I agree with phoog's answer but want to expand it a bit. There are really three different questions here:
- Exactly what is the phrase Cadenza ad libitum intended to mean in this instance?,
- Could (/should) I create my own cadenza?, and
- What would Liszt think if I did?
Let's address them in reverse order. Liszt was a celebrated improviser. His performances included not only titled pieces but periods set aside for improvisation, taking suggestions from the audience of well-known themes to work into his performance, somewhat like improv comedy. Many of his written compositions are "rhapsodies" and "fantasies," creating an allusion to improvisation even in written works. Leon Botstein writes,
Musical composition for Liszt began and remained tied to the musical event as a performative experience .... The goal represented by a fully worked-out, permanent composition did not sit well with Liszt, whose habits and experience as a performer led him to appreciate the wide divergences in the actual perception of and response to music. Liszt constantly revised his music and updated it. Liszt's fusion of performance and composition suggest that his written texts cannot be seen so much as a stable account of authorial claims but rather as a script whose full realization in the moment of performance demanded, for him, adaptation, revision, and extension, all in accord with the novelty and uniqueness of the historical moment.

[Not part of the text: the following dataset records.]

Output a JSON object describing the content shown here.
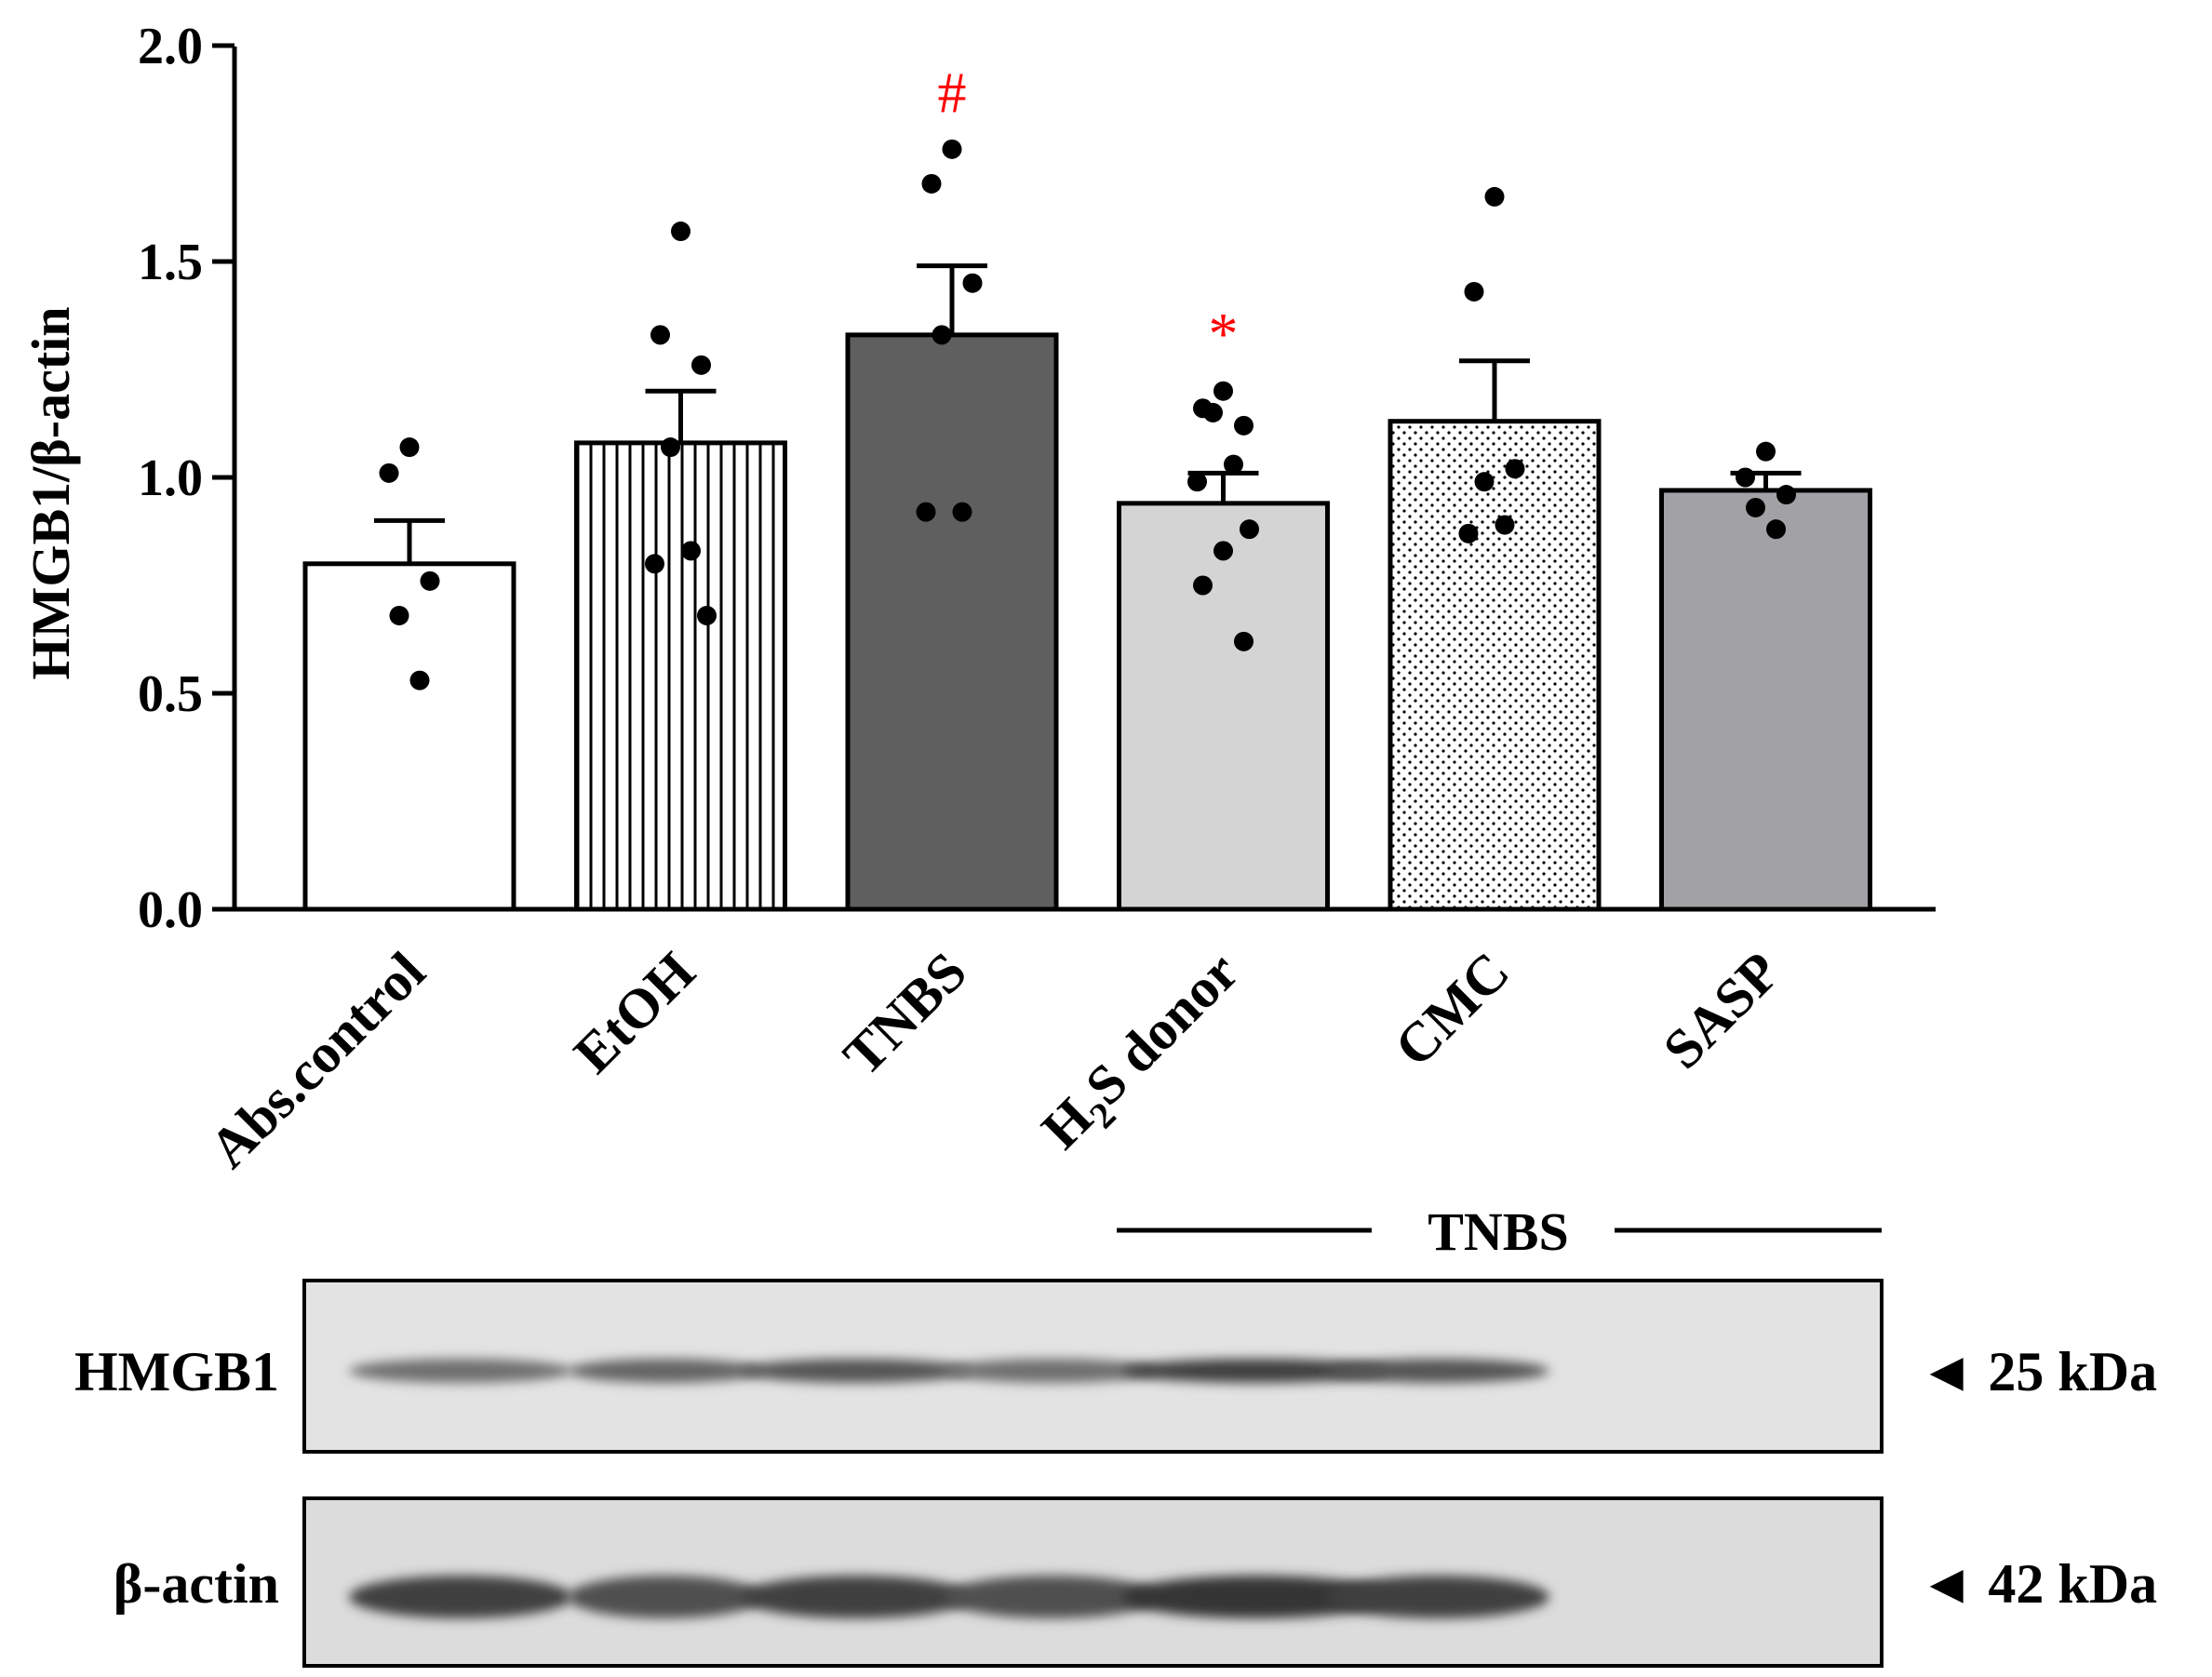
{
  "chart_data": {
    "type": "bar",
    "title": "",
    "xlabel": "",
    "ylabel": "HMGB1/β-actin",
    "ylim": [
      0,
      2.0
    ],
    "yticks": [
      "0.0",
      "0.5",
      "1.0",
      "1.5",
      "2.0"
    ],
    "categories": [
      {
        "label": "Abs.control"
      },
      {
        "label": "EtOH"
      },
      {
        "label": "TNBS"
      },
      {
        "label_main": "H",
        "label_sub": "2",
        "label_rest": "S donor"
      },
      {
        "label": "CMC"
      },
      {
        "label": "SASP"
      }
    ],
    "values": [
      0.8,
      1.08,
      1.33,
      0.94,
      1.13,
      0.97
    ],
    "errors": [
      0.1,
      0.12,
      0.16,
      0.07,
      0.14,
      0.04
    ],
    "points": [
      [
        1.07,
        1.01,
        0.76,
        0.68,
        0.53
      ],
      [
        1.57,
        1.33,
        1.26,
        1.07,
        0.83,
        0.8,
        0.68
      ],
      [
        1.76,
        1.68,
        1.45,
        1.33,
        0.92,
        0.92
      ],
      [
        1.2,
        1.16,
        1.12,
        1.15,
        1.03,
        0.99,
        0.88,
        0.83,
        0.75,
        0.62
      ],
      [
        1.65,
        1.43,
        1.02,
        0.99,
        0.89,
        0.87
      ],
      [
        1.06,
        1.0,
        0.96,
        0.93,
        0.88
      ]
    ],
    "fills": [
      "white",
      "vertical-lines",
      "#5f5f5f",
      "#d4d4d4",
      "dots",
      "#a2a2a6"
    ],
    "annotations": [
      {
        "category_index": 2,
        "text": "#",
        "color": "#ff0000"
      },
      {
        "category_index": 3,
        "text": "*",
        "color": "#ff0000"
      }
    ],
    "group_label": "TNBS",
    "group_span": [
      3,
      5
    ]
  },
  "blot": {
    "rows": [
      {
        "label": "HMGB1",
        "size": "◄ 25 kDa",
        "intensity": [
          0.55,
          0.62,
          0.72,
          0.55,
          0.85,
          0.72
        ]
      },
      {
        "label": "β-actin",
        "size": "◄ 42 kDa",
        "intensity": [
          0.85,
          0.75,
          0.85,
          0.75,
          0.92,
          0.85
        ]
      }
    ]
  }
}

That certainly sounds as though, if you chose to make your own alterations to his work, the ghost of Liszt would not object "But that's not what I wrote!" (Though living listeners might not be so generous.)
To the middle question: Would Liszt have expected you to discard his cadenza and write your own? There's a book that looks to be very valuable to this conversation, Fantasies of Improvisation:
Free Playing in Nineteenth-century Music by Dana Andrew Gooley. In a footnote on p. 22, he sums up research into how people were approaching cadenzas in the 19th century. For concerti, at least, the expectation that the performer would provide their own was largely extinct. Yet he mentions a consideration of "short cadenzas—fermata elaborations" that were "historically residual," and as you point out, Liszt's Hungarian Rhapsody No. 2 sports a clear "bring-your-own-cadenza" meaning of cadenza ad libitum. But Gooley points out that even as early as 1804 the Paris Conservatory piano manual says that "modern composers ordinarily write them out," so the Hungarian Rhapsody is more of an anomaly.
So, with Liszt's precedence and improvisatory character, one certainly could substitute their own cadenza, but one shouldn't feel that it's expected or required in this instance. So what does the ad libitum actually mean? In this case, with a notated cadenza, the reasonable reading is that it emphasizes interpretive freedom; that Liszt wants to make sure you don't just rattle through the giant string of 16th and 32nd notes inflexibly, but give them some fluidity in timing. So it's not quite the meaning of cadenza ad libitum that you find in a Mozart concerto—"Feel free to put a cadenza here"—but rather "This is the cadenza; do it freely."